An increase in tillage practices in the recent past showed greenhouse gas (GHG) emissions also increased, according to research published in the journal Nature Food.
Scientists Chaoqun Lu, Zhen Yu, David A. Hennessy, Hongli Feng, Hangin Tian and Dafeng Hui examined two fluctuations in the recent past of U.S. tillage, a decrease in tillage from the years 1998 to 2008, and a subsequent increase in tillage between 2008 and 2016. The decreases were observed in both carbon dioxide (CO2) and nitrous oxide (N2O). Researchers focused exclusively on tillage practices in corn-soybean rotations.
When tillage was on the wane with the widespread introduction of herbicide-resistant crops, GHG emmissions decreased by an annual rate equivalent to 4.6 terragrams (Tg) of CO2 per year. A terragram (Tg) is a unit equal to 1 million tonnes.

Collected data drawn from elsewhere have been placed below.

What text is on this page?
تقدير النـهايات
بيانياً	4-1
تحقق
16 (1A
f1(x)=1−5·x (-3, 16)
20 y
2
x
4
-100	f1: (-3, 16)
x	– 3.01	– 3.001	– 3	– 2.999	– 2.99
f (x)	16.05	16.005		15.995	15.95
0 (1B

However, as tillage increased in the second period — which corresponds to the discovery of herbicide-resistant weeds — GHG emissions rose faster than they had declined, the equivalent to about 2.7 Tg of CO2 per year.
The decrease era (1998-2008) was fueled by increasing adoption of no-till practices at the expense of both conventional till and conservation till (strip-till, ridge-till, min-till, and mulch till) practices in the Mississippi River basin, the Corn Belt, the lower Mississippi alluvial valley and small pockets on the East Coast. The net decrease in GHG during this year was equivalent to 61 Tg of CO2.

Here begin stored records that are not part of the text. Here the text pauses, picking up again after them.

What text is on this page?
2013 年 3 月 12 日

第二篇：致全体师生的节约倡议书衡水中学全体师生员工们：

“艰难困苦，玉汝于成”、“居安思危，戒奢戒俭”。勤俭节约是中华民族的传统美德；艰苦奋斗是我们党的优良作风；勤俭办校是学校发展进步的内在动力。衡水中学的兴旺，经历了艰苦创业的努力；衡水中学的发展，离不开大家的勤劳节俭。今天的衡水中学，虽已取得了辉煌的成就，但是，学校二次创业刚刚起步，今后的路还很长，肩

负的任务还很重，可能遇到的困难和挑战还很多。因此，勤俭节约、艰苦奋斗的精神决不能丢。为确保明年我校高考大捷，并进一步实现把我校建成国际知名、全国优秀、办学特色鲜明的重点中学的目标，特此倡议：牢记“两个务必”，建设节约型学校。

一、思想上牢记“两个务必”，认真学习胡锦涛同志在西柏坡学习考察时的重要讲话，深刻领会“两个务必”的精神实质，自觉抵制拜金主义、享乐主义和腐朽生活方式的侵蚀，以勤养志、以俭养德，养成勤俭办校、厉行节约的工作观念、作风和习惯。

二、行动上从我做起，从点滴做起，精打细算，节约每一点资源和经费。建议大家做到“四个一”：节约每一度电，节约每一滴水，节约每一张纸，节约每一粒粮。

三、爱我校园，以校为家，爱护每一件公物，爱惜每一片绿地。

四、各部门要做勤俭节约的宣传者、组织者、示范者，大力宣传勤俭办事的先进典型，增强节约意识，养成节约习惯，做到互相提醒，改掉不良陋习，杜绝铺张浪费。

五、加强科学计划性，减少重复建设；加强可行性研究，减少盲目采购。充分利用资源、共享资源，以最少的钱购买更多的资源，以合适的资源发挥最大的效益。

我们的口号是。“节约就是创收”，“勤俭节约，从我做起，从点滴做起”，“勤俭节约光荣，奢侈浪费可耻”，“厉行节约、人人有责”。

The increase era (2008-2016) was led by decreasing no-till practices in the South and lower Midwest, as well as more intense tilling the the central and northern Midwest. During this period, the net increase of CO2 was equivalent to 110 Tg of CO2 per year, erasing the gains of the decrease period.

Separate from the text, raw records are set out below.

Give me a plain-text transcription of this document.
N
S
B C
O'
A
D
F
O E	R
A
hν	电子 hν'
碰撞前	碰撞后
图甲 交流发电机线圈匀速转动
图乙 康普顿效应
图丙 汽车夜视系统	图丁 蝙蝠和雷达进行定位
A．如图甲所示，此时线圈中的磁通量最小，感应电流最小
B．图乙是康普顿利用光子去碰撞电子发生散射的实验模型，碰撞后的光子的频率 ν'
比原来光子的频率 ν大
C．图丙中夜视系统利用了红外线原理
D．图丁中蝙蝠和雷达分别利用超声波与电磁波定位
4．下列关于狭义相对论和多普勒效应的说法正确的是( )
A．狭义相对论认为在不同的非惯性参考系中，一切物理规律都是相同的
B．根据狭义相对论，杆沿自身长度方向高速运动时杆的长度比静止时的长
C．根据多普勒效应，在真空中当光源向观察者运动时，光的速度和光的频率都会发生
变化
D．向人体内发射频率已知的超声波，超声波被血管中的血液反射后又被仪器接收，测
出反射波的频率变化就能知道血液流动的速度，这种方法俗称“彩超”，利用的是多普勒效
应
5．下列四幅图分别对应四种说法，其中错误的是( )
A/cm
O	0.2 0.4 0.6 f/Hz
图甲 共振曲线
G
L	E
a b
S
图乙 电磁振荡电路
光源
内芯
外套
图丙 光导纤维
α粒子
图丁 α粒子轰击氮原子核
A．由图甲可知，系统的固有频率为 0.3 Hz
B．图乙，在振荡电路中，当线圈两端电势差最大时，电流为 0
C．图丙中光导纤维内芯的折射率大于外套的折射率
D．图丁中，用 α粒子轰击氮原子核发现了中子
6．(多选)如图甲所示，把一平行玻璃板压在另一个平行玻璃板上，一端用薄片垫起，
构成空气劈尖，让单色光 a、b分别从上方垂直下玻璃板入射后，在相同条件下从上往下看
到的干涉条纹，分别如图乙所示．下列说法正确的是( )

Illinois, Indiana, Nebraska, North Dakota and Minnesota all reported high swings in practices across the years.
The researchers report that uncertainty about the most recent period (2016 to today) remains high, and point out that herbicide-resistant weeds, which appear to have driven farmers back to tilling during the increase period, remain an area of concern.